A Pedagogia Waldorf é uma pedagogia que tem como ponto de partida o conhecimento da criança e de seu desenvolvimento em diversos aspectos. Enfoca o ser humano como ente físico, anímico e espiritual.
Embasada na concepção de ser humano e mundo desenvolvida pelo filósofo austríaco Rudolf Steiner (1861-1925), essa pedagogia tem como objetivo o cultivo das potencialidades individuais. Leva em consideração a diversidade cultural e se compromete com princípios éticos humanos amplos e gerais.
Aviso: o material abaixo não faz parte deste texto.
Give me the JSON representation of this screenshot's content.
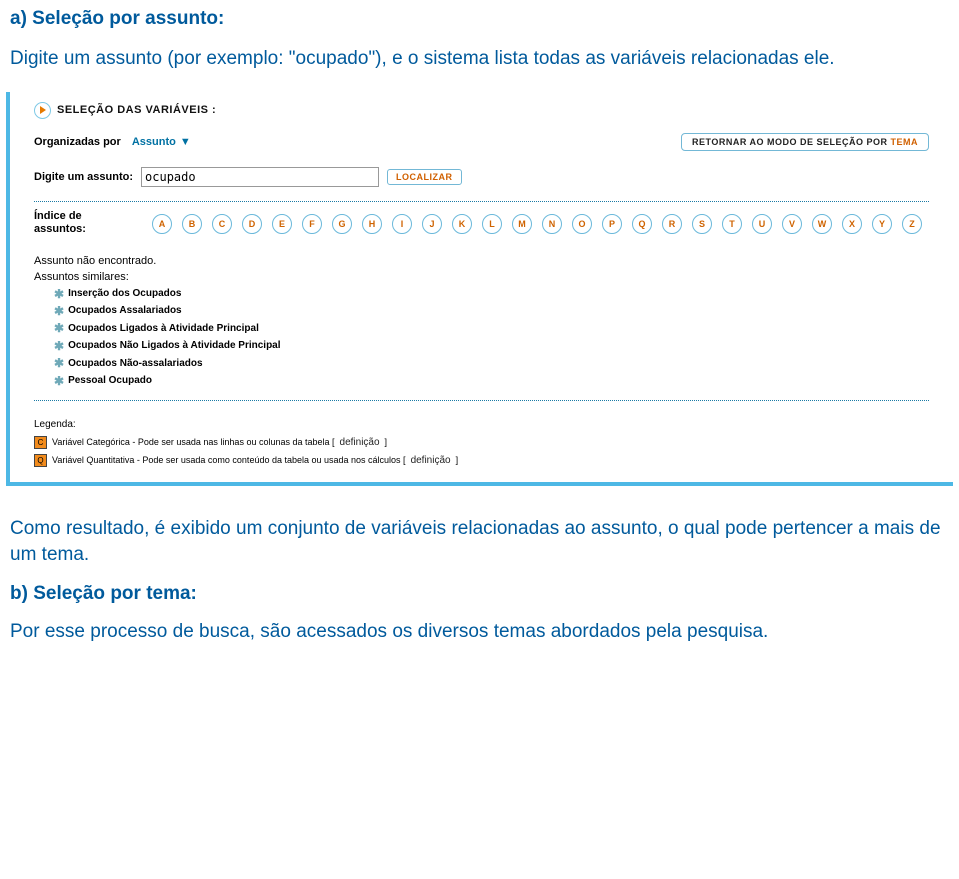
{
  "intro": {
    "heading": "a) Seleção por assunto:",
    "text": "Digite um assunto (por exemplo: \"ocupado\"), e o sistema lista todas as variáveis relacionadas ele."
  },
  "panel": {
    "section_title": "SELEÇÃO DAS VARIÁVEIS :",
    "organized_label": "Organizadas por",
    "organized_mode": "Assunto",
    "return_btn_prefix": "RETORNAR AO MODO DE SELEÇÃO POR ",
    "return_btn_accent": "TEMA",
    "search_label": "Digite um assunto:",
    "search_value": "ocupado",
    "locate_btn": "LOCALIZAR",
    "index_label": "Índice de assuntos:",
    "letters": [
      "A",
      "B",
      "C",
      "D",
      "E",
      "F",
      "G",
      "H",
      "I",
      "J",
      "K",
      "L",
      "M",
      "N",
      "O",
      "P",
      "Q",
      "R",
      "S",
      "T",
      "U",
      "V",
      "W",
      "X",
      "Y",
      "Z"
    ],
    "not_found": "Assunto não encontrado.",
    "similar_label": "Assuntos similares:",
    "similar_items": [
      "Inserção dos Ocupados",
      "Ocupados Assalariados",
      "Ocupados Ligados à Atividade Principal",
      "Ocupados Não Ligados à Atividade Principal",
      "Ocupados Não-assalariados",
      "Pessoal Ocupado"
    ],
    "legend_title": "Legenda:",
    "legend_c": "Variável Categórica - Pode ser usada nas linhas ou colunas da tabela [",
    "legend_q": "Variável Quantitativa - Pode ser usada como conteúdo da tabela ou usada nos cálculos [",
    "def_link": "definição",
    "bracket_close": "]"
  },
  "outro": {
    "result_text": "Como resultado, é exibido um conjunto de variáveis relacionadas  ao assunto, o qual pode pertencer a mais de um tema.",
    "heading": "b) Seleção por tema:",
    "text": "Por esse processo de busca, são acessados os diversos temas abordados pela pesquisa."
  }
}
imagesCAX7LD4V bonecos 1 Há uma valorização de:
• Integração social e cooperação
• Integração de escola e família
• Infância saudável
• Alegria e responsabilidade nos processos de aprendizagem
• Excelência intelectual, imaginação, criatividade, cultivo da memória,
habilidades em resolução de problemas
• Arte e movimento como meios de exercitar capacidades e como
elementos que permeiam todo o processo de aprendizagem
• Currículo que propicia um desenvolvimento adequado a cada faixa
etária nos âmbitos físico, emocional e cognitivo.
• Professores em permanente processo de autoeducação: além da
formação acadêmica os professores passam por uma formação específica em Pedagogia Waldorf.

imagesCA7BA3PS boneco 2

Especificidades da Pedagogia Waldorf
• Os conteúdos e atividades visam ir ao encontro das necessidades próprias de cada fase do desenvolvimento dos alunos
• Educação Infantil com espaço e tempo para o desenvolvimento de uma infância saudável, sem procedimentos voltados para a alfabetização precoce
• Os primeiros oito anos escolares do Ensino Fundamental têm, preferencialmente, acompanhamento feito pelo mesmo professor
• Aulas de Euritmia
• Ensino em módulos temáticos
• Aulas   Manuais, Música, Jardinagem, Artes ao longo de todo o currículo
• Ensino de línguas estrangeiras (Inglês e Alemão) desde o primeiro ano
• A avaliação é contínua e diversificada, e considera o aluno em seus diversos aspectos. Pretende ser tanto
um retrato da situação de aprendizagem quanto um ponto de partida para desenvolvimentos posteriores
• O elemento artístico, além de ser utilizado como uma faculdade em si, é um veículo didático 

 

“A nossa mais elevada tarefa deve ser a de formar seres humanos livres que sejam capazes de, por si mesmos, encontrar propósito e direção para suas vidas.”